Pwi-Di-Goo-Zing Ne-Yaa-Zhing Advisory Services is managing the Ge-Da-Gi Binez Youth Centre, with the aid of various resource organizations, including Seven Generations Educational Institute, Weechi-it-te-win Family Services, Fort Frances Tribal Area Health Services, Gizhewaadiziwin Health Access Centre, and William W. Creighton Youth Services from Thunder Bay, to provide programming and support for youth in the facility.

“We’re excited about it,” said Richard Bruyere, executive director of Pwi-Di-Goo-Zing Ne-Yaa-Zhing Advisory Services, adding nearly 40 full-time and casual employees have been hired to work there.

Training is ongoing to get them ready for next month.

“Those individuals will be ready. It will be upgrading for some, for some other people, it’s new,” he noted. “We have a full staffing complement. They are being trained by individuals from as far away as North Bay.

“We had some help from people in Thunder Bay, as well—all over the place.”

Bruyere said management has done its homework in preparation to run the facility, which will be the first of its kind in Canada dedicated to aboriginal young people in conflict with the law. The idea behind it is that present rehabilitation efforts being used for aboriginal youth do not work.

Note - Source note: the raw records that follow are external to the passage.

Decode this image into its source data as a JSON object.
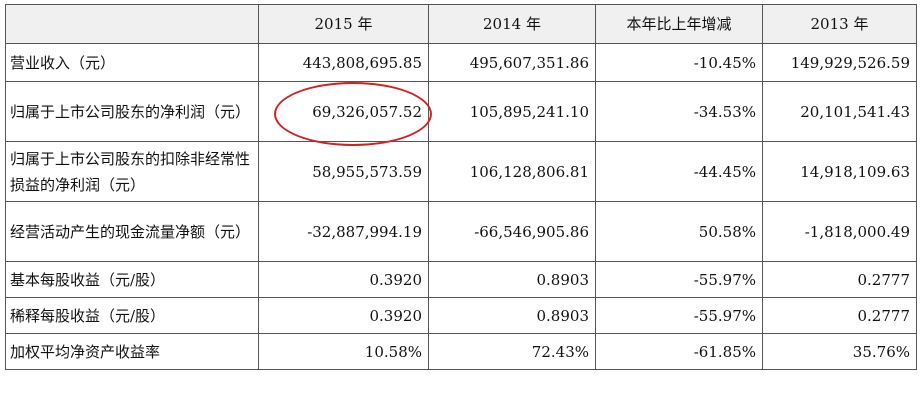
{
  "table": {
    "header": [
      "",
      "2015 年",
      "2014 年",
      "本年比上年增减",
      "2013 年"
    ],
    "rows": [
      {
        "label": "营业收入（元）",
        "y2015": "443,808,695.85",
        "y2014": "495,607,351.86",
        "change": "-10.45%",
        "y2013": "149,929,526.59"
      },
      {
        "label": "归属于上市公司股东的净利润（元）",
        "y2015": "69,326,057.52",
        "y2014": "105,895,241.10",
        "change": "-34.53%",
        "y2013": "20,101,541.43"
      },
      {
        "label": "归属于上市公司股东的扣除非经常性损益的净利润（元）",
        "y2015": "58,955,573.59",
        "y2014": "106,128,806.81",
        "change": "-44.45%",
        "y2013": "14,918,109.63"
      },
      {
        "label": "经营活动产生的现金流量净额（元）",
        "y2015": "-32,887,994.19",
        "y2014": "-66,546,905.86",
        "change": "50.58%",
        "y2013": "-1,818,000.49"
      },
      {
        "label": "基本每股收益（元/股）",
        "y2015": "0.3920",
        "y2014": "0.8903",
        "change": "-55.97%",
        "y2013": "0.2777"
      },
      {
        "label": "稀释每股收益（元/股）",
        "y2015": "0.3920",
        "y2014": "0.8903",
        "change": "-55.97%",
        "y2013": "0.2777"
      },
      {
        "label": "加权平均净资产收益率",
        "y2015": "10.58%",
        "y2014": "72.43%",
        "change": "-61.85%",
        "y2013": "35.76%"
      }
    ]
  },
  "annotation": {
    "color": "#d52020"
  }
}
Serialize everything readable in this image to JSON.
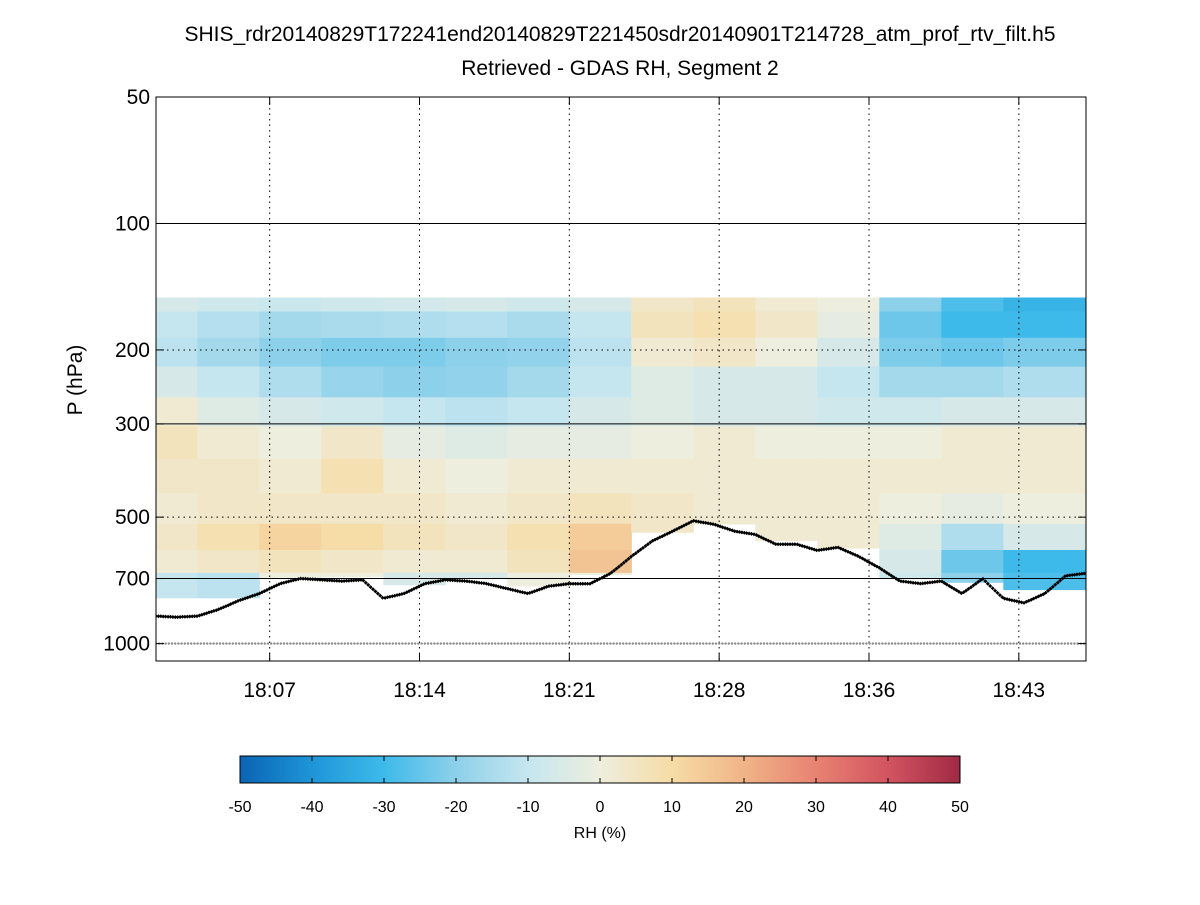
{
  "chart_data": {
    "type": "heatmap",
    "title": "SHIS_rdr20140829T172241end20140829T221450sdr20140901T214728_atm_prof_rtv_filt.h5",
    "subtitle": "Retrieved - GDAS RH, Segment 2",
    "xlabel": "",
    "ylabel": "P (hPa)",
    "y_scale": "log",
    "y_reversed": true,
    "ylim": [
      50,
      1100
    ],
    "y_major_ticks": [
      50,
      100,
      200,
      300,
      500,
      700,
      1000
    ],
    "y_minor_ticks": [
      200,
      500
    ],
    "xlim": [
      "18:01:30",
      "18:46:30"
    ],
    "x_tick_labels": [
      "18:07",
      "18:14",
      "18:21",
      "18:28",
      "18:36",
      "18:43"
    ],
    "x_tick_times": [
      "18:07:00",
      "18:14:15",
      "18:21:30",
      "18:28:45",
      "18:36:00",
      "18:43:15"
    ],
    "grid": "dotted vertical at x ticks; solid horizontal at 100, 300, 700 hPa; dotted horizontal at 200, 500 hPa",
    "colorbar": {
      "label": "RH (%)",
      "range": [
        -50,
        50
      ],
      "ticks": [
        -50,
        -40,
        -30,
        -20,
        -10,
        0,
        10,
        20,
        30,
        40,
        50
      ],
      "colormap": [
        "#0a64b4",
        "#1f95d8",
        "#3dbaea",
        "#8dd0ea",
        "#c6e6ef",
        "#eeeede",
        "#f6dca6",
        "#f0b488",
        "#e88272",
        "#d25460",
        "#a02a44"
      ],
      "orientation": "horizontal",
      "placement": "bottom"
    },
    "field": {
      "description_units": "RH difference (%), time x pressure",
      "top_pressure_hPa": 150,
      "pressure_rows_hPa": [
        150,
        175,
        200,
        240,
        280,
        330,
        400,
        480,
        560,
        640,
        720
      ],
      "time_columns": [
        "18:02",
        "18:05",
        "18:08",
        "18:11",
        "18:14",
        "18:17",
        "18:20",
        "18:23",
        "18:26",
        "18:29",
        "18:32",
        "18:35",
        "18:38",
        "18:41",
        "18:44"
      ],
      "values": [
        [
          -6,
          -8,
          -9,
          -8,
          -7,
          -6,
          -8,
          -6,
          4,
          6,
          2,
          0,
          -20,
          -28,
          -32
        ],
        [
          -10,
          -13,
          -16,
          -15,
          -14,
          -13,
          -15,
          -10,
          6,
          8,
          4,
          -2,
          -24,
          -30,
          -30
        ],
        [
          -12,
          -16,
          -20,
          -22,
          -22,
          -20,
          -19,
          -12,
          2,
          4,
          0,
          -6,
          -22,
          -24,
          -22
        ],
        [
          -6,
          -10,
          -14,
          -18,
          -20,
          -19,
          -16,
          -10,
          -4,
          -6,
          -6,
          -10,
          -16,
          -16,
          -14
        ],
        [
          2,
          -4,
          -6,
          -8,
          -10,
          -12,
          -10,
          -6,
          -4,
          -6,
          -6,
          -8,
          -8,
          -6,
          -6
        ],
        [
          6,
          2,
          0,
          4,
          -2,
          -4,
          -2,
          -2,
          0,
          2,
          0,
          0,
          0,
          2,
          2
        ],
        [
          4,
          4,
          2,
          8,
          2,
          0,
          2,
          2,
          2,
          2,
          2,
          2,
          2,
          2,
          2
        ],
        [
          2,
          4,
          4,
          4,
          4,
          2,
          4,
          6,
          4,
          2,
          2,
          2,
          0,
          -2,
          0
        ],
        [
          4,
          8,
          12,
          10,
          6,
          4,
          8,
          14,
          4,
          2,
          2,
          2,
          -4,
          -14,
          -6
        ],
        [
          2,
          4,
          6,
          4,
          2,
          2,
          6,
          16,
          4,
          2,
          2,
          2,
          -6,
          -24,
          -30
        ],
        [
          -10,
          -12,
          0,
          0,
          -6,
          -6,
          0,
          0,
          0,
          0,
          0,
          0,
          -8,
          -20,
          -28
        ]
      ]
    },
    "surface_pressure_line_hPa": 1000,
    "surface_pressure_marker_color": "#888888",
    "cloud_top_markers_hPa": {
      "times": [
        "18:01:30",
        "18:02:30",
        "18:03:30",
        "18:04:30",
        "18:05:30",
        "18:06:30",
        "18:07:30",
        "18:08:30",
        "18:09:30",
        "18:10:30",
        "18:11:30",
        "18:12:30",
        "18:13:30",
        "18:14:30",
        "18:15:30",
        "18:16:30",
        "18:17:30",
        "18:18:30",
        "18:19:30",
        "18:20:30",
        "18:21:30",
        "18:22:30",
        "18:23:30",
        "18:24:30",
        "18:25:30",
        "18:26:30",
        "18:27:30",
        "18:28:30",
        "18:29:30",
        "18:30:30",
        "18:31:30",
        "18:32:30",
        "18:33:30",
        "18:34:30",
        "18:35:30",
        "18:36:30",
        "18:37:30",
        "18:38:30",
        "18:39:30",
        "18:40:30",
        "18:41:30",
        "18:42:30",
        "18:43:30",
        "18:44:30",
        "18:45:30",
        "18:46:30"
      ],
      "pressures": [
        860,
        865,
        860,
        830,
        790,
        760,
        720,
        700,
        705,
        710,
        705,
        780,
        760,
        720,
        705,
        710,
        720,
        740,
        760,
        730,
        720,
        720,
        680,
        620,
        570,
        540,
        510,
        520,
        540,
        550,
        580,
        580,
        600,
        590,
        620,
        660,
        710,
        720,
        710,
        760,
        700,
        780,
        800,
        760,
        690,
        680
      ],
      "color": "#000000"
    },
    "colors": {
      "background": "#ffffff",
      "axis": "#000000",
      "grid": "#000000"
    }
  }
}
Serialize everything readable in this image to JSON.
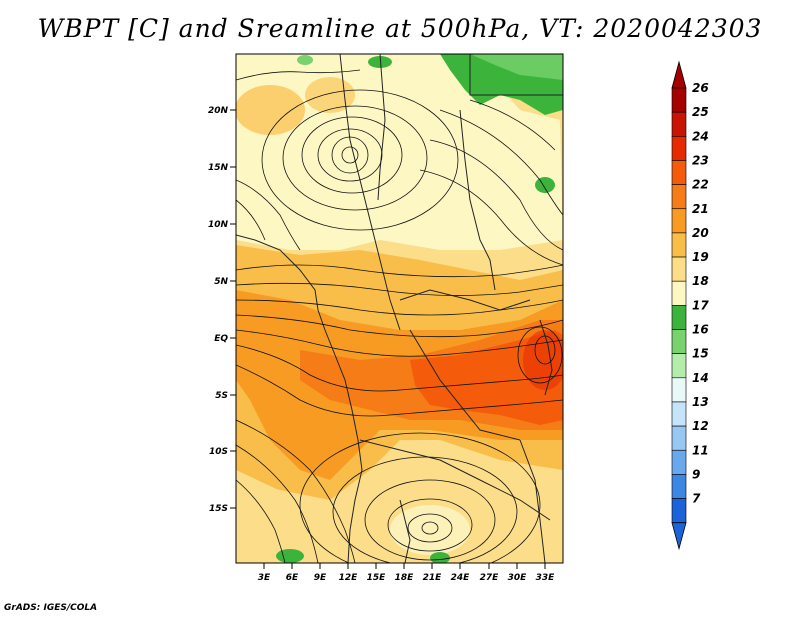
{
  "title": "WBPT [C] and Sreamline at 500hPa, VT: 2020042303",
  "credit": "GrADS: IGES/COLA",
  "map": {
    "lon_ticks": [
      "3E",
      "6E",
      "9E",
      "12E",
      "15E",
      "18E",
      "21E",
      "24E",
      "27E",
      "30E",
      "33E"
    ],
    "lat_ticks": [
      "20N",
      "15N",
      "10N",
      "5N",
      "EQ",
      "5S",
      "10S",
      "15S"
    ]
  },
  "colorbar": {
    "levels": [
      "26",
      "25",
      "24",
      "23",
      "22",
      "21",
      "20",
      "19",
      "18",
      "17",
      "16",
      "15",
      "14",
      "13",
      "12",
      "11",
      "9",
      "7"
    ],
    "colors": [
      "#a50000",
      "#c81400",
      "#e62b00",
      "#f45b0a",
      "#f57c16",
      "#f79b22",
      "#f9be4a",
      "#fbdd8a",
      "#fdf7c4",
      "#3cb43c",
      "#78d26e",
      "#b4ecaa",
      "#e8faf8",
      "#c4e4f9",
      "#98c8f2",
      "#6aa8ec",
      "#3c86e4",
      "#1c62d8"
    ]
  }
}
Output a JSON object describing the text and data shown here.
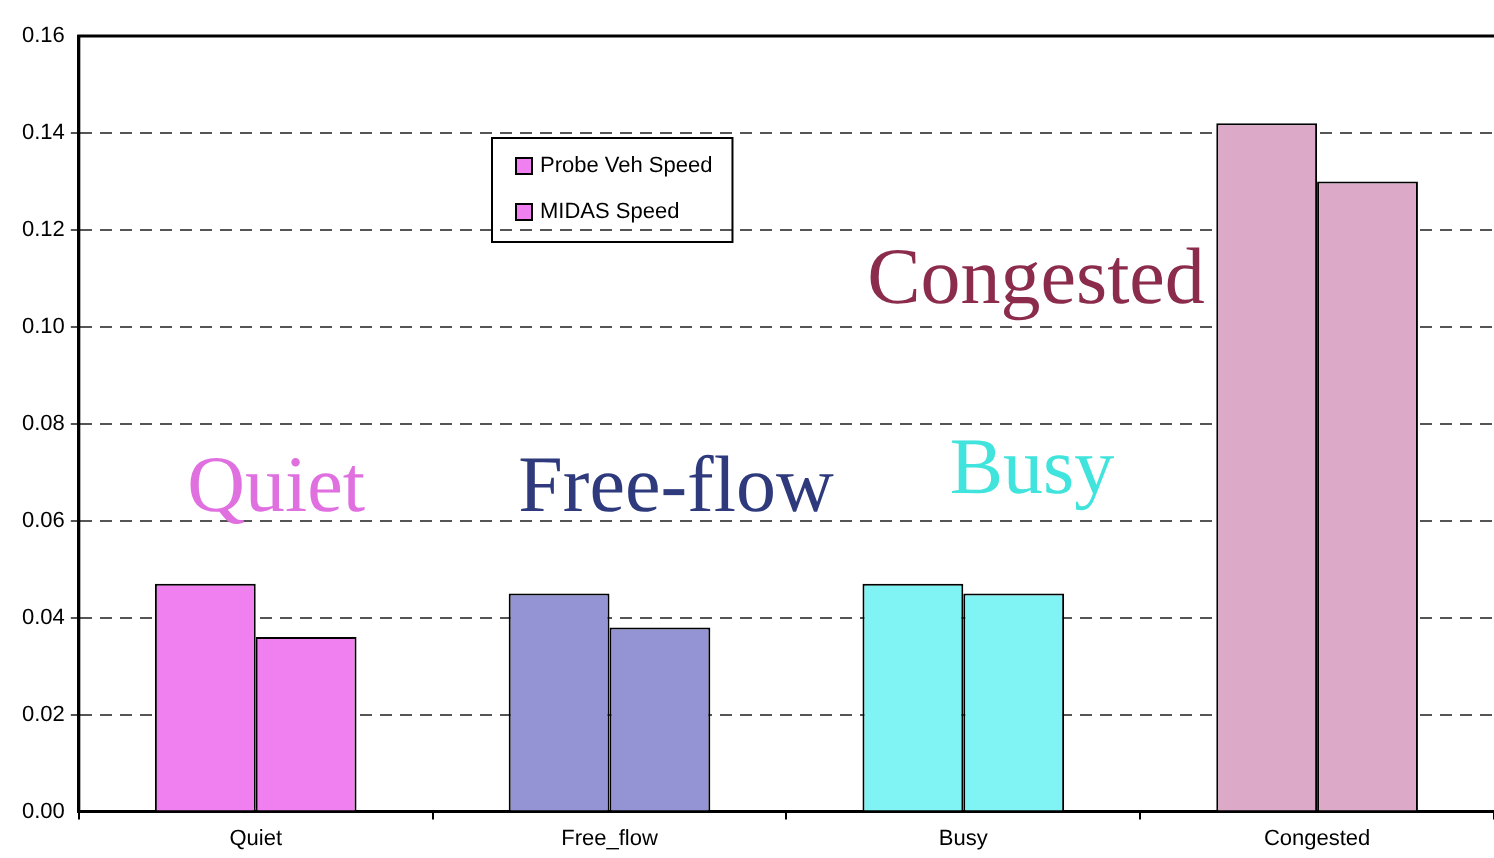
{
  "chart_data": {
    "type": "bar",
    "categories": [
      "Quiet",
      "Free_flow",
      "Busy",
      "Congested"
    ],
    "series": [
      {
        "name": "Probe Veh Speed",
        "colors": [
          "#f080f0",
          "#9494d4",
          "#80f4f4",
          "#dcaac8"
        ],
        "values": [
          0.047,
          0.045,
          0.047,
          0.142
        ]
      },
      {
        "name": "MIDAS Speed",
        "colors": [
          "#f080f0",
          "#9494d4",
          "#80f4f4",
          "#dcaac8"
        ],
        "values": [
          0.036,
          0.038,
          0.045,
          0.13
        ]
      }
    ],
    "ylim": [
      0,
      0.16
    ],
    "yticks": [
      {
        "value": 0,
        "label": "0.00"
      },
      {
        "value": 0.02,
        "label": "0.02"
      },
      {
        "value": 0.04,
        "label": "0.04"
      },
      {
        "value": 0.06,
        "label": "0.06"
      },
      {
        "value": 0.08,
        "label": "0.08"
      },
      {
        "value": 0.1,
        "label": "0.10"
      },
      {
        "value": 0.12,
        "label": "0.12"
      },
      {
        "value": 0.14,
        "label": "0.14"
      },
      {
        "value": 0.16,
        "label": "0.16"
      }
    ],
    "grid": "y",
    "legend": "top",
    "annotations": [
      "Quiet",
      "Free-flow",
      "Busy",
      "Congested"
    ]
  }
}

“We’ve been to various facilities, we’ve been to Portage La Prairie, Winnipeg, and Thunder Bay. We’ve been as far away as Barrie, Ont. looking at facilities,” he remarked. “And we’re concerned because in some of those facilities in Manitoba and Ontario, it’s 90 percent or better aboriginal kids in those facilities.

“It’s causing us some concern.

“With the programming that we’ve instituted in our plan for the facility, we think it is going to make a difference,” Bruyere stressed. “Hopefully, we’re not going to see repeat offenders. We’re going to do what we can to make a difference.”

While the facility is an aboriginal-specific youth justice secure centre meant to help teens in conflict with the law, Bruyere said it will be of a benefit to the entire community.

“It’s going to make a difference to the economy of Fort Frances. I really hope the business people take note of that, and understand that we are contributing here,” he noted. “Maybe we’ll look for some co-operation from people in town.”

Tony Marinaro, economic development advisor for Pwi-Di-Goo-Zing Ne-Yaa-Zhing Advisory Services, said the Rainy Lake Tribal Development Corp.’s economic impact study done last year indicated First Nations here make major contributions to the district economy—and the youth justice facility “is one more step in taking a bigger role in it.”

“We’re pretty proud of that,” said Marinaro. “There’s not too many organizations that are creating those kinds of employment opportunities in the Rainy River District, especially in these economic times.

“We’ve had a lot of qualified people apply for these jobs, and that’s opened up a lot of jobs in other sectors where they’ve left.,” he continued. “There’s a domino effect there, too, with people moving around.

“It’s been good for our people,” Marinaro noted, adding about 85 percent of the staff are aboriginal, which is appropriate for an aboriginal-specific facility.

Pwi-Di-Goo-Zing Ne-Yaa-Zhing Advisory Services, along with the organizations noted above, and the Fort Frances Chiefs Secretariat partnered to develop the service provider proposal which was submitted to the Ministry of Children and Youth Services last year.

The ministry awarded them the contract to operate the facility in October.

The chosen name, Ge-Da-Gi Binez Youth Centre, is from the Ojibwe language and means “spotted eagle.”

The eagle is a sacred bird that carries messages from a person to the Creator. The actual spotted eagle represents the youth—young and learning.

Elders from local First Nations’ communities have assisted with the naming of the facility and ensuring the building’s design is integral to the programming there.